After a Washington meeting several years ago, a group of airline men were scrambling to get into the same cab. One of them was Eastern Air Lines' Captain Eddie Rickenbacker. Another was Delta Air Lines' President C. E. Woolman, whose web of routes from Charleston, S.C. to Fort Worth had long acted as feeder lines into Eastern Air Lines' lucrative routes from Florida to New York and New England. Would Woolman mind letting Eddie sit on his lap for a short ride? Cracked Woolman: "Well, Eddie, I've been helping support you for years, so I might as well do it some more."

Last week Delta's big (6 ft. 1 in., 210 Ibs.), 6 -year-old Collett Everman Woolman was all set to dump Captain Eddie off his lap. Woolman got together with Northeast Airlines, Inc.'s President George E. Gardner on a plan to absorb Northeast, which runs from New York through New England to Montreal.

Green Light? The deal--to be accomplished by a stock swap on the basis of book value--was by no means clinched. It depended on 1) approval by CAB of a pending Delta application for a route into New York from Atlanta (through Columbia, S.C.), which would connect up with the Northeast system, and 2) CAB approval of the merger itself. If approved, the merged lines would provide through service from Montreal and New England clear down to Miami, in direct competition with Rickenbacker's north-south business.

The merger proposal was bound to cause a fight. Captain Eddie was sure to oppose it. So was National Airlines, which also runs down the east coast. National and Eastern had battled Delta once before when it tried to get into New York, on grounds that the New York-Miami run could not support another carrier.

Nevertheless, both Northeast's Gardner and Delta's Woolman thought they could eventually get CAB's green light. Said Woolman: "This [type of] merger is what CAB . . . has been asking for. It is not a shotgun wedding, but something both want to improve operations."

Black Ink. The merger would certainly be good for both lines, since Delta's big load of tourist traffic to Florida comes in the winter, and Northeast has its tourist load in the summer. Said Northeast's Gardner: "If the merger goes through, there'll be a way to make the horses work all the time instead of leaving them in the stable to eat up the profits." Furthermore, Delta, which lost eight of its top men in a 1947 crasb, would have its management bolstered; the new combination would be bossed by Woolman with the help of Gardner as a director, and staffed by executives from both lines. Because there are no overlapping routes, few, if any, employees would be fired.
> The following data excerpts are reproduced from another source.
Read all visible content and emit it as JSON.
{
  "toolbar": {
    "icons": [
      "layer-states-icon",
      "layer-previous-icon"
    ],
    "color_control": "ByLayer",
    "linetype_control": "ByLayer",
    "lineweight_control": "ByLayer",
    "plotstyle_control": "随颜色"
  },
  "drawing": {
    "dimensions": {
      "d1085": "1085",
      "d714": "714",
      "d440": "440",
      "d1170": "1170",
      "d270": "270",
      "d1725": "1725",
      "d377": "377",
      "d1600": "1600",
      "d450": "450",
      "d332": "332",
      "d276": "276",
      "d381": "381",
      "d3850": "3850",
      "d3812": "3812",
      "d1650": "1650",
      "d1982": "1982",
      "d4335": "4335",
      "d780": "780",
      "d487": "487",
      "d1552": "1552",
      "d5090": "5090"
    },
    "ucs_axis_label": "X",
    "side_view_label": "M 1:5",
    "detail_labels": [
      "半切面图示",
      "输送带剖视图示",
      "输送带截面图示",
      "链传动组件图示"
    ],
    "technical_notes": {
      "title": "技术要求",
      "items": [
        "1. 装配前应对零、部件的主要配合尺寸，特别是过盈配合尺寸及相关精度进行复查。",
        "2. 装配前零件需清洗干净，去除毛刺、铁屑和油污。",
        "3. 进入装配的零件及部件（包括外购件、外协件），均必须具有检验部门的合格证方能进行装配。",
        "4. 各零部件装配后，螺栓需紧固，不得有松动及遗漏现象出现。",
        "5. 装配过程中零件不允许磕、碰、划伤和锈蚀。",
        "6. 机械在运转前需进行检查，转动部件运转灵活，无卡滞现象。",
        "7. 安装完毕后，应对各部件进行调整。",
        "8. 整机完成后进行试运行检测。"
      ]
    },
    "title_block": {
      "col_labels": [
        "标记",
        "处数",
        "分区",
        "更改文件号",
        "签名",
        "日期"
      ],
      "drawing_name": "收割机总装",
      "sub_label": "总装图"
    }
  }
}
Of the two lines, Delta is by far the larger (32 planes, including six DC-6s, v. Northeast's 13 planes and no DC-6s) and longer. Its 3,937 miles of routes are almost four times as long as Northeast's. Delta is also the more profitable: during the past three years its net has increased fourfold to $815,751; in the first eight months of this year, Northeast netted only $274,000. With both ends of the combination getting more long-haul traffic, Delta and Northeast figure that their total business would jump by 50% under the merger. Together, they would serve 75 cities in 22 states, and hope to become the fifth biggest domestic airline.*

*After American, United, Eastern and T.W.A.